Continuo a não conseguir perceber como é que o efeito oscilatório iludiu tanta gente num período tão longo de desenvolvimento. Não é um problema novo porque já tinha ocorrido nos primeiros carros com efeito de solo.
Chicanalysis
20 Março, 2022 at 11:10
O efeito oscilatório só ocorre a velocidades um tanto superiores às que são permitidas para o túnel de vento, daí não ter sido detetado antes.

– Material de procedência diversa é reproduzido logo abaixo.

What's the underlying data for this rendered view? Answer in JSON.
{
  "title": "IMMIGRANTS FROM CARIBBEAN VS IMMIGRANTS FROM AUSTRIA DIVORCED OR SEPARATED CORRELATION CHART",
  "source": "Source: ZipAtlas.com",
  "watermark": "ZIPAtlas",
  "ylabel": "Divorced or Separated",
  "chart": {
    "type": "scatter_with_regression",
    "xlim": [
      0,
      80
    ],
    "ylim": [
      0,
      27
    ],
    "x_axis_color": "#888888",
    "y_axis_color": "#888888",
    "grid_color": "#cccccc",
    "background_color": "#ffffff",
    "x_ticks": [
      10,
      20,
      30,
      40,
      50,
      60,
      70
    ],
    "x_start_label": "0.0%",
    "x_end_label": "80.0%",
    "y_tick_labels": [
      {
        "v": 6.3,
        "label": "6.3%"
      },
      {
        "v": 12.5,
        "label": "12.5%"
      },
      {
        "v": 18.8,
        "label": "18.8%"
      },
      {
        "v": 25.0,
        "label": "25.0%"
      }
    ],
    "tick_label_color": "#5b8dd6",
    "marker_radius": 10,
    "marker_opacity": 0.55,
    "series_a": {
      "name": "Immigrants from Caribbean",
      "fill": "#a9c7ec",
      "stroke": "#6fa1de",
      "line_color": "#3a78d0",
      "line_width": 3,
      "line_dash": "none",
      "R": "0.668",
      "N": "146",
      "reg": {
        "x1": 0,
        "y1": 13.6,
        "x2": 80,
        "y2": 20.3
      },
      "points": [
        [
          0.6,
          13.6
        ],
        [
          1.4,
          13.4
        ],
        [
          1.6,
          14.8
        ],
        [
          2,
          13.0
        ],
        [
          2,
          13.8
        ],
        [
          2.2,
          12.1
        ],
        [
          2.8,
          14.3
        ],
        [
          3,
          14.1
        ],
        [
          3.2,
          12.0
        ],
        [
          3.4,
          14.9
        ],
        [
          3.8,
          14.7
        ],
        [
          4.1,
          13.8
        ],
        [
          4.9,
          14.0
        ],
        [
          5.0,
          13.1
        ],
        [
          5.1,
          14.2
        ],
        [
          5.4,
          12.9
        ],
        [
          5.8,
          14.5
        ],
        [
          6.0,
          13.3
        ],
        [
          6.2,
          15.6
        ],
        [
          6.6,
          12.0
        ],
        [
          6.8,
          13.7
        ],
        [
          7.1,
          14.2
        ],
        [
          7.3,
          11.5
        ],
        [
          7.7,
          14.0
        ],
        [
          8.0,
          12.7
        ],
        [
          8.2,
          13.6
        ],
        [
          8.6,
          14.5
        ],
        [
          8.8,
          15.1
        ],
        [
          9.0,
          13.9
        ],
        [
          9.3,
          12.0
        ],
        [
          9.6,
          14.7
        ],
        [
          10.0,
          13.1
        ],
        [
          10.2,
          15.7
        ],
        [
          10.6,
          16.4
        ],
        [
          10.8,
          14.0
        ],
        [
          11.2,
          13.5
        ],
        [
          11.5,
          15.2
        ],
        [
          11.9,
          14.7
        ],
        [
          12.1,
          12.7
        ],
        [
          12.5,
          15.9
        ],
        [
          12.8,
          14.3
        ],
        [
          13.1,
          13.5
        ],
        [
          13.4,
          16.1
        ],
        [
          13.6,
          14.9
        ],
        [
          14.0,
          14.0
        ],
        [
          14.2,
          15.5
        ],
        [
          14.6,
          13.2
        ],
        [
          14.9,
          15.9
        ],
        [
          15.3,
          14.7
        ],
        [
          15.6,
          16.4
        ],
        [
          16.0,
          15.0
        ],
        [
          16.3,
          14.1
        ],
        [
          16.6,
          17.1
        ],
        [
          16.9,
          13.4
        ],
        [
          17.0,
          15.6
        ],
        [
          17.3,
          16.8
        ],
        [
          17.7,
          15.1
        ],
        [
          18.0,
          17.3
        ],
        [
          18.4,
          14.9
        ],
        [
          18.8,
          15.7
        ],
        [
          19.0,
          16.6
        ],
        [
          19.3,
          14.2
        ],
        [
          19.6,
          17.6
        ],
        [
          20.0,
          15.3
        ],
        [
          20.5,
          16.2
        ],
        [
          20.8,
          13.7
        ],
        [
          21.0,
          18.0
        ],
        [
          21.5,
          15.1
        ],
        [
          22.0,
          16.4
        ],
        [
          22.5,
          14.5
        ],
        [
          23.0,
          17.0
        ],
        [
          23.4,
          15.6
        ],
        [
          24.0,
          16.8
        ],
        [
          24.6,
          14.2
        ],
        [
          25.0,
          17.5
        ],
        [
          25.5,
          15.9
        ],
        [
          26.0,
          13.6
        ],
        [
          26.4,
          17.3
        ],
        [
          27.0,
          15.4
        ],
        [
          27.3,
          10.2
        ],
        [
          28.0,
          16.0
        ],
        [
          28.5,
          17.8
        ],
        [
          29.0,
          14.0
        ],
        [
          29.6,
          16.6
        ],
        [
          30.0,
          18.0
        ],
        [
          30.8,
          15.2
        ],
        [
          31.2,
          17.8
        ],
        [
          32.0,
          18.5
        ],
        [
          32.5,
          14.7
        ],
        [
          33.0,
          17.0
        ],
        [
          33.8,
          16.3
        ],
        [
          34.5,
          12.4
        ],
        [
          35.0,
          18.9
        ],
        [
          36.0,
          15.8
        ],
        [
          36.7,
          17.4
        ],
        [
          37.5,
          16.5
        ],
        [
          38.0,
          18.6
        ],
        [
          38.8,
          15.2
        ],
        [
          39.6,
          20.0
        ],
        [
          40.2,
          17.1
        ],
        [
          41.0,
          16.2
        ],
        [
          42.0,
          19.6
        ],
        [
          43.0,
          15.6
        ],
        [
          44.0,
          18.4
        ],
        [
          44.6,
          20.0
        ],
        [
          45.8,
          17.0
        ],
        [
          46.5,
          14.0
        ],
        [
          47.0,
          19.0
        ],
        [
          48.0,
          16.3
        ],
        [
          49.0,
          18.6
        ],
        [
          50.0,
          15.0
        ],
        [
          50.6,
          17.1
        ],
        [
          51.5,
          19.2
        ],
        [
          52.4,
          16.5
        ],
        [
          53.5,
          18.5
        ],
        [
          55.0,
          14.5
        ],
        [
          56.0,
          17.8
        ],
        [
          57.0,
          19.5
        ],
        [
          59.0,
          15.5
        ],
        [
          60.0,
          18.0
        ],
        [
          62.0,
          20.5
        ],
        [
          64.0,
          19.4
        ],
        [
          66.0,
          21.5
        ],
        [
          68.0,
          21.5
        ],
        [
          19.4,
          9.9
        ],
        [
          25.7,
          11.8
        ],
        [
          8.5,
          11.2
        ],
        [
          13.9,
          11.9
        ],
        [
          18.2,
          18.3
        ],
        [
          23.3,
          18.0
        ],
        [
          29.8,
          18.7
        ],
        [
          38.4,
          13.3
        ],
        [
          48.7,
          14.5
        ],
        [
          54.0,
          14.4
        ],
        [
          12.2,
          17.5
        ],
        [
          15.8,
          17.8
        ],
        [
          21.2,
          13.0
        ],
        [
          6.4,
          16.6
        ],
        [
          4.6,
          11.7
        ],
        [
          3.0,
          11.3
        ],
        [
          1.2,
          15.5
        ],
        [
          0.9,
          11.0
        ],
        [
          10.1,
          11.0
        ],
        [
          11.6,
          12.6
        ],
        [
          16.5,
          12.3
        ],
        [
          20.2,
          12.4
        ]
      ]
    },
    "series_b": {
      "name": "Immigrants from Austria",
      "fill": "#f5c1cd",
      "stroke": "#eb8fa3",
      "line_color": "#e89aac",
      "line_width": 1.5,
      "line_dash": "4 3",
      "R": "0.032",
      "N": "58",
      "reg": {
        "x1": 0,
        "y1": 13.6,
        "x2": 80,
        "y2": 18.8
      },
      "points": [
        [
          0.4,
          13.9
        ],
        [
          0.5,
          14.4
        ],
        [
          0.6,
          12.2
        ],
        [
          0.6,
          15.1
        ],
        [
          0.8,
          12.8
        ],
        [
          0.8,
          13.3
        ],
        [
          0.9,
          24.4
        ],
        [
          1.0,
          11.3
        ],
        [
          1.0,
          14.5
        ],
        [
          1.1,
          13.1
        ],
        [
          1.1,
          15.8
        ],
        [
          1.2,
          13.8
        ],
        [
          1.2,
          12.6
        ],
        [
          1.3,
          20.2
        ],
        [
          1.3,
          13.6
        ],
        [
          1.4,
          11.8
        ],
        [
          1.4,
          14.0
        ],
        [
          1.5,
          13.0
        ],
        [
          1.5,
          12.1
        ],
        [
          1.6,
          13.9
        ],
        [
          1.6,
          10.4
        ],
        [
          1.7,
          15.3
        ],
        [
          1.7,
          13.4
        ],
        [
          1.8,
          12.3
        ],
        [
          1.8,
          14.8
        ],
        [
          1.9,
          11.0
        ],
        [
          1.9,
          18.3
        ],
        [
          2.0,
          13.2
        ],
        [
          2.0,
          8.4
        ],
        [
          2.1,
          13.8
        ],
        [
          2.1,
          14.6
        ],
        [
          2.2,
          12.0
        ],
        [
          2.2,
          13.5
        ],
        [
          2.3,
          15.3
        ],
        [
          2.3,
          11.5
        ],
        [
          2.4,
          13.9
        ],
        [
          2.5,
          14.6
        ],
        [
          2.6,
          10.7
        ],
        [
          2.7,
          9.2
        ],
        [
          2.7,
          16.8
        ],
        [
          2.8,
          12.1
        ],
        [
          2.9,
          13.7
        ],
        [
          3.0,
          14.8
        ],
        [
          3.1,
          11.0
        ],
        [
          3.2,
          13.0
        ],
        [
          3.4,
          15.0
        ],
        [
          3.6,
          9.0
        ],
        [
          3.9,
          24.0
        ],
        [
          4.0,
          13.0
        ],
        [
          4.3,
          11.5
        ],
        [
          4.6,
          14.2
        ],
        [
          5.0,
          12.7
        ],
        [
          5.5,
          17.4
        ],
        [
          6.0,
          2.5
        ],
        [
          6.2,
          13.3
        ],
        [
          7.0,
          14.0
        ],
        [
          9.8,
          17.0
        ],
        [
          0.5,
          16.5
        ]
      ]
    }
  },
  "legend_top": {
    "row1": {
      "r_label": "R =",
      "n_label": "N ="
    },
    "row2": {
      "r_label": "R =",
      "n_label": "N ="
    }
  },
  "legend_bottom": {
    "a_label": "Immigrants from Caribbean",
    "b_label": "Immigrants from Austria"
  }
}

Quanto às simulações computorizadas não sei, talvez alguma falha nos algoritmos.
anotheruser
20 Março, 2022 at 12:48
Supostamente o modelo de túnel de vento deve ser um modelo, à escala, da realidade.
Ou seja, apesar de menor velocidade no túnel de vento, esta menor velocidade, perante um carro à escala de 1:2, deveria permitir ver comportamentos que depois se podem extrapolar com fidelidade para o real.
O problema da Mercedes é mais grave porque não percebeu a magnitude/existência deste efeito oscilatório, para além de ter feito opções de desenvolvimento que agravam tal efeito e difultam ainda mais o encontrar de soluções.
Os sidepods tamanho zero transformam aquelas zonas laterais do fundo numa área extremamente flexível, deformável, perante a sucção criada pelo efeito solo, o que agrava o efeito oscilatório.
RedDevil
20 Março, 2022 at 12:04
Qualquer carro com efeito solo tem potencial para produzir o “porpoising”, o que pode ter acontecido foi projectarem o carro para a “janela” de afinação ficar fora da “janela” de “porpoising” e afinal as “janelas” estão sobrepostas em parte… quando procuram a máxima rapidez entram no “porpoising”… essencialmente tem a ver com a geometria do fundo, a altura ao solo e a rigidez da suspensão… e claro… “speed”…. muita “speed”…
Também existem outros factores externos ao carro que influenciam como os ressaltos, a temperatura e a pressão atmosférica.
PS – as ciências ditas “exactas” não são exactamente exactas… modelam a realidade… e como “modelo” são uma aproximação da realidade mas nunca “descrevem” a realidade na sua plenitude…
Mpabe Lyan
20 Março, 2022 at 14:14
A solução talvez esteja ali ao virar da esquina. O problema é lá chegar.